To make this bootstrap process easier, during startup the CDAP Master issues these grants to select users:

  • The user that runs the CDAP Master is granted ADMIN on the CDAP instance, so that the default namespace can be created by that user if it does not already exist.
  • The user that runs the CDAP Master is granted READ, WRITE, EXECUTE, and ADMIN on the system namespace, so operations such as creation of system tables, deployment of system artifacts, and deployment of system dataset modules can be performed by that user.
  • Additionally, a comma-separated list of users specified as the security.authorization.admin.users in cdap-site.xml is granted ADMIN privileges on the CDAP instance and the default namespace, so that they have the required privileges to create namespaces and grant other users access to the default namespace. It is recommended that this property be set to the list of users that will administer and manage the CDAP installation.

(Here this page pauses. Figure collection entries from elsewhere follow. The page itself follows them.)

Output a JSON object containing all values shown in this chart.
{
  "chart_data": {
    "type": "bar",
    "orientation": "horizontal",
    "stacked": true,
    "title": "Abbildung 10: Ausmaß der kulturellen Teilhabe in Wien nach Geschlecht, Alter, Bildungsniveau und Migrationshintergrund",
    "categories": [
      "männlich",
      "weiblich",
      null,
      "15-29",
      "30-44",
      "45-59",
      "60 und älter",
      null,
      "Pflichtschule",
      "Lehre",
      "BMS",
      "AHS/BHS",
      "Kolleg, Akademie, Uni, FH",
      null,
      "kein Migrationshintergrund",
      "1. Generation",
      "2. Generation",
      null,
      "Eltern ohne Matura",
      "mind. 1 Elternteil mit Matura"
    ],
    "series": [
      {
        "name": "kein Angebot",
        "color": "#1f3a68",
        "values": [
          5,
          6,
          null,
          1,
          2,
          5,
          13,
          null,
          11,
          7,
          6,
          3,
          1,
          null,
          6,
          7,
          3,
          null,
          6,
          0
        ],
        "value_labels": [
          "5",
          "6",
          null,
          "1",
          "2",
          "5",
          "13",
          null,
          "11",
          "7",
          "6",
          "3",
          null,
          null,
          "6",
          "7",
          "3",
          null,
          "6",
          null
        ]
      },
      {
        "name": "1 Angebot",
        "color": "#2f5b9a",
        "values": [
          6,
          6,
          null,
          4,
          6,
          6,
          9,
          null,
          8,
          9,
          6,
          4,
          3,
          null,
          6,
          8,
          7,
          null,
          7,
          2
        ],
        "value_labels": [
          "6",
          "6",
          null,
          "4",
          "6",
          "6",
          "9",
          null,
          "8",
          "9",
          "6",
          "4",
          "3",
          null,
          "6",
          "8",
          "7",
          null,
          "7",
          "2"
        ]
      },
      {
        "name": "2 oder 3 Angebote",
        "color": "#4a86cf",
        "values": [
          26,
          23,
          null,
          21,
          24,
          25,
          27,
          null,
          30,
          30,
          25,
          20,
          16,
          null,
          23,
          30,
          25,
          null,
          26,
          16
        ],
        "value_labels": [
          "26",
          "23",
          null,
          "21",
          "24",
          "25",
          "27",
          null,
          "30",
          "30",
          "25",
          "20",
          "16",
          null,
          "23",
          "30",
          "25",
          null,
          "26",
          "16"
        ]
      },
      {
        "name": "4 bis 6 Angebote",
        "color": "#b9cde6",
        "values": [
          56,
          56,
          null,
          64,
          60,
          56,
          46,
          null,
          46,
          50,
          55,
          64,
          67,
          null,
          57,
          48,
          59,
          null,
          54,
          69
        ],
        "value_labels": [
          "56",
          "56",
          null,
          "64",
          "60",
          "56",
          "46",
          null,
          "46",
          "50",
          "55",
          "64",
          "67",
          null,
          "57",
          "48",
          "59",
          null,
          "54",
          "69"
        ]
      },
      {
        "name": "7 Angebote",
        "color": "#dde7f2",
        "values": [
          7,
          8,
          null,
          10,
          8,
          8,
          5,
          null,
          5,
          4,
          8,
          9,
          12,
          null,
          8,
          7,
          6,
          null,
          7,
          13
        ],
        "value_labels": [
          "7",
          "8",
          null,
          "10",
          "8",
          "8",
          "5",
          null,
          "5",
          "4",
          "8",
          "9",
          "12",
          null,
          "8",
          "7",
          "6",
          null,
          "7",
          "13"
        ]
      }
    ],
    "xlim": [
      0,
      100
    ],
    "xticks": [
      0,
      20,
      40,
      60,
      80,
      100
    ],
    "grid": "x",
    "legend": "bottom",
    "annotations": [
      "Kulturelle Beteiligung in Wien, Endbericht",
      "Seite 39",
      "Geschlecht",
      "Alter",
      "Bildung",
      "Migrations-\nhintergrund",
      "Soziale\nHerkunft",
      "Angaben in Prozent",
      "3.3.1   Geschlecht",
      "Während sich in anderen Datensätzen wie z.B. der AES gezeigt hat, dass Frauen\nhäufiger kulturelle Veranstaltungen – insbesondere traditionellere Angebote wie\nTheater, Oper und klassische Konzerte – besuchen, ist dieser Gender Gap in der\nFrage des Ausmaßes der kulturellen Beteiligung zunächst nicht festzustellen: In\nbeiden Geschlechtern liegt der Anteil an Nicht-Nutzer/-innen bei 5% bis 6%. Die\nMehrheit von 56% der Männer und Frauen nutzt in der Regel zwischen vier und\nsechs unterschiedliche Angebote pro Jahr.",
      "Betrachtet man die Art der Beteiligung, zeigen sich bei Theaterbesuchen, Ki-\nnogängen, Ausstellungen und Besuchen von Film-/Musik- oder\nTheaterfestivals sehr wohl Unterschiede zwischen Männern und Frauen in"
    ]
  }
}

You can use the CDAP CLI to issue security commands:

  • To grant a principal privileges to perform certain actions on an entity, use:

    > grant actions <actions> on entity <entity-id> to <principal-type> <principal-name>
    

    where:

    • <actions> is a comma-separated list of privileges, any of READ, WRITE, EXECUTE, or ADMIN.
    • <entity> is of the form <entity-type>:<entity-id>, where <entity-type> is one of namespace, artifact, app, dataset, program, stream, or view.
    • For namespaces, <entity-id> is composed from the namespace, such as namespace:<namespace-name>.
    • For artifacts and apps, <entity-id> is composed of the namespace, entity name, and version, such as <namespace-name>.<artifact-name>.<artifact-version> or <namespace-name>.<app-name>.<app-version>.
    • For programs, <entity-id> includes the application name and the program type: <namespace-name>.<app-name>.<program-type>.<program-name>. <program-type> is one of flow, mapreduce, service, spark, worker, or workflow.
    • For datasets and streams, <entity-id> is the namespace and entity names, such as <namespace-name>.<dataset-name> or <namespace-name>.<stream-name>.
    • For (stream) views, <entity-id> includes the stream that they were created from: <namespace-name>.<stream-name>.<view-name>.
  • To check the results, list the privileges for a principal:

    > list privileges for <principal-type> <principal-name>
    

๐Ÿ”—Authorization Policy Pushdown

Currently, CDAP does not support the pushing of authorization policy grants and revokes to storage providers. As a result, when a user is granted READ or WRITE access on existing datasets or streams, permissions are not updated in the storage providers. The same applies when authorization policies are revoked.

A newly-applied authorization policy will be enforced when the dataset or stream is accessed from CDAP, but not when it is accessed directly in the storage provider. If the pushdown of permissions to storage providers is desired, it needs to be done manually. This will be done automatically in a future release of CDAP.

This limitation has a larger implication when Cross-namespace Dataset Access is used. When accessing a dataset from a different namespace, CDAP currently presumes that the user accessing the dataset has been granted permissions on the dataset in the storage provider prior to accessing the dataset from CDAP.

For example, if a program in the namespace ns1 tries to access a fileset in the namespace ns2, the user running the program should be granted the appropriate (READ, WRITE, or both) privileges on the fileset. Additionally, the user needs to be granted appropriate permissions on the HDFS directory that the fileset points to. When impersonation is used in the program's namespace, this user is the impersonated user, otherwise it is the user that the CDAP Master runs as.